Carnes was eventually asked to start a sexual addiction program at a hospital. At the first meeting, half of the clinicians walked out in protest. They thought it would stigmatize the hospital’s reputation. Of course, then the patients deluged the hospital seeking help and the staff changed their minds and got on board.

While leading his treatment program at the hospital, a horrible fallacious article came out about Carnes in a porn mag, beginning with the assertion that he was a “prison psychologist.” “I’ve never worked in a prison in my life, but I have almost done time in one,” he recalled. One patient in the group said, “I knew it was shit but that’s how I got here.” Another patient raised his hand and said, “I can top you. I actually wrote that article and I knew it was bullshit but that is also why I’m here.”  

So it just goes to prove that even bad publicity can be good. And boy did I breathe a sigh of relief when I heard that.

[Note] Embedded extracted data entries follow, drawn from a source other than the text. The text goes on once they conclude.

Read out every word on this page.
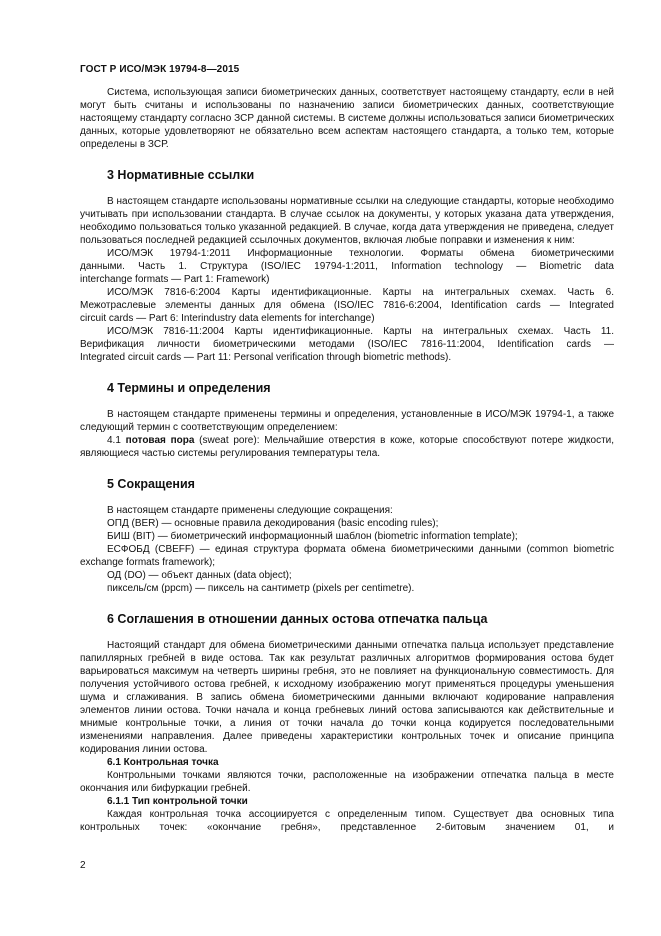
ГОСТ Р ИСО/МЭК 19794-8—2015

Система, использующая записи биометрических данных, соответствует настоящему стандарту, если в ней могут быть считаны и использованы по назначению записи биометрических данных, соответствующие настоящему стандарту согласно ЗСР данной системы. В системе должны использоваться записи биометрических данных, которые удовлетворяют не обязательно всем аспектам настоящего стандарта, а только тем, которые определены в ЗСР.

3 Нормативные ссылки

В настоящем стандарте использованы нормативные ссылки на следующие стандарты, которые необходимо учитывать при использовании стандарта. В случае ссылок на документы, у которых указана дата утверждения, необходимо пользоваться только указанной редакцией. В случае, когда дата утверждения не приведена, следует пользоваться последней редакцией ссылочных документов, включая любые поправки и изменения к ним:

ИСО/МЭК 19794-1:2011 Информационные технологии. Форматы обмена биометрическими
данными. Часть 1. Структура (ISO/IEC 19794-1:2011, Information technology — Biometric data
interchange formats — Part 1: Framework)
ИСО/МЭК 7816-6:2004 Карты идентификационные. Карты на интегральных схемах. Часть 6.
Межотраслевые элементы данных для обмена (ISO/IEC 7816-6:2004, Identification cards — Integrated
circuit cards — Part 6: Interindustry data elements for interchange)
ИСО/МЭК 7816-11:2004 Карты идентификационные. Карты на интегральных схемах. Часть 11.
Верификация личности биометрическими методами (ISO/IEC 7816-11:2004, Identification cards —
Integrated circuit cards — Part 11: Personal verification through biometric methods).
4 Термины и определения

В настоящем стандарте применены термины и определения, установленные в ИСО/МЭК 19794-1, а также следующий термин с соответствующим определением:

4.1 потовая пора (sweat pore): Мельчайшие отверстия в коже, которые способствуют потере жидкости, являющиеся частью системы регулирования температуры тела.

5 Сокращения

В настоящем стандарте применены следующие сокращения:

ОПД (BER) — основные правила декодирования (basic encoding rules);

БИШ (BIT) — биометрический информационный шаблон (biometric information template);

ЕСФОБД (CBEFF) — единая структура формата обмена биометрическими данными (common biometric exchange formats framework);

ОД (DO) — объект данных (data object);

пиксель/см (ppcm) — пиксель на сантиметр (pixels per centimetre).

6 Соглашения в отношении данных остова отпечатка пальца

Настоящий стандарт для обмена биометрическими данными отпечатка пальца использует представление папиллярных гребней в виде остова. Так как результат различных алгоритмов формирования остова будет варьироваться максимум на четверть ширины гребня, это не повлияет на функциональную совместимость. Для получения устойчивого остова гребней, к исходному изображению могут применяться процедуры уменьшения шума и сглаживания. В запись обмена биометрическими данными включают кодирование направления элементов линии остова. Точки начала и конца гребневых линий остова записываются как действительные и мнимые контрольные точки, а линия от точки начала до точки конца кодируется последовательными изменениями направления. Далее приведены характеристики контрольных точек и описание принципа кодирования линии остова.

6.1 Контрольная точка

Контрольными точками являются точки, расположенные на изображении отпечатка пальца в месте окончания или бифуркации гребней.

6.1.1 Тип контрольной точки

Каждая контрольная точка ассоциируется с определенным типом. Существует два основных типа контрольных точек: «окончание гребня», представленное 2-битовым значением 01, и

2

Dr. Carnes went onto explain how the internet and video games were creating a new generation of addicts. “Video games lay down the first neural pathway of addiction, hijacking the reward center, changing learning and memory. Every game is about the next challenge, the new rung. When these same kids hit puberty and become sexual, the brain addresses and processes it in the same way. So these kids’ whole arousal system is already altered.”

Because of the stigma of 12-step programs and addiction, membership in AA and other fellowships has declined greatly in the last decade, he said. Even in the tabloids people who are problematic or struggling with addiction or mental illness are put out there for our amusement. This reminded Carnes of an old painting where a king and queen are visiting an insane asylum to be entertained. “How have we really changed?” he asked. “Treatment should be paid for and 12 step communities should be respected. There should not be a penalty for being in a program.”

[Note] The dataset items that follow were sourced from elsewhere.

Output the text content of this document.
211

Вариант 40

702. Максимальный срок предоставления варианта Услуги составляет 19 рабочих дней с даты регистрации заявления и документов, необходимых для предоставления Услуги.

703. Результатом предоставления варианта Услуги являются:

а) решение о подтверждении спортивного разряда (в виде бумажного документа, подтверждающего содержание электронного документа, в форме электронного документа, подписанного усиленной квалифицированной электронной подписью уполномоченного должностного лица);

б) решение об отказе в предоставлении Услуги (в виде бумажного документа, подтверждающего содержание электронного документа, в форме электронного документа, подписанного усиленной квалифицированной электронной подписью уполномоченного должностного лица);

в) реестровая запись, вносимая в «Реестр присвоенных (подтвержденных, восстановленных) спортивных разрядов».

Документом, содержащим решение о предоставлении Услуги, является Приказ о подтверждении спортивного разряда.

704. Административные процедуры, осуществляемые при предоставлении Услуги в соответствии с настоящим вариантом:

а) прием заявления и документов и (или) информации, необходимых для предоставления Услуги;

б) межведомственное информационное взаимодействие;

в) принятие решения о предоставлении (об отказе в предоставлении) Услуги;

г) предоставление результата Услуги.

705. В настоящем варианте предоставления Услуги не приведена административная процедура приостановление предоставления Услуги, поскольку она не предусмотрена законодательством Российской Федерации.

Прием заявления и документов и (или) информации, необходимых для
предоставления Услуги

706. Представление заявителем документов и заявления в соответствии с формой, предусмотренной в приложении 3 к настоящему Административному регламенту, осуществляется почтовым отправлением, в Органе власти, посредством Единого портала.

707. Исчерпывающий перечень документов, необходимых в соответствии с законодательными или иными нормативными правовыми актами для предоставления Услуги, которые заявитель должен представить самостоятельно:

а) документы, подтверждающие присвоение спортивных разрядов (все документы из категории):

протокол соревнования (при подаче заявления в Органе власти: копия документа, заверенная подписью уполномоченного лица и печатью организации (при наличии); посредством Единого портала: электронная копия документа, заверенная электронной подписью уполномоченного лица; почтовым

He pointed out that NOBODY in AA has just ONE addiction. Nobody. And that in AA we make a mistake in our singularity of purpose to just help the “alcoholic” or focus on the problem of alcohol.   

“Every great leader, every great inventor, was tormented with mental health issues," he declared. "Lincoln was bipolar. Steve Jobs had OCD. Without Jobs’ OCD we would not have Apple!”  

I was very impressed with the good doctor. He ended his talk by encouraging all us of who have experienced prejudice for our mental illness or addictions to stand up, to stop hiding and to speak our truth. “We need to have courage and dignity about the battle we have faced,” he said. “We are the veterans.”

And I nodded proudly… even if I am still fighting the war.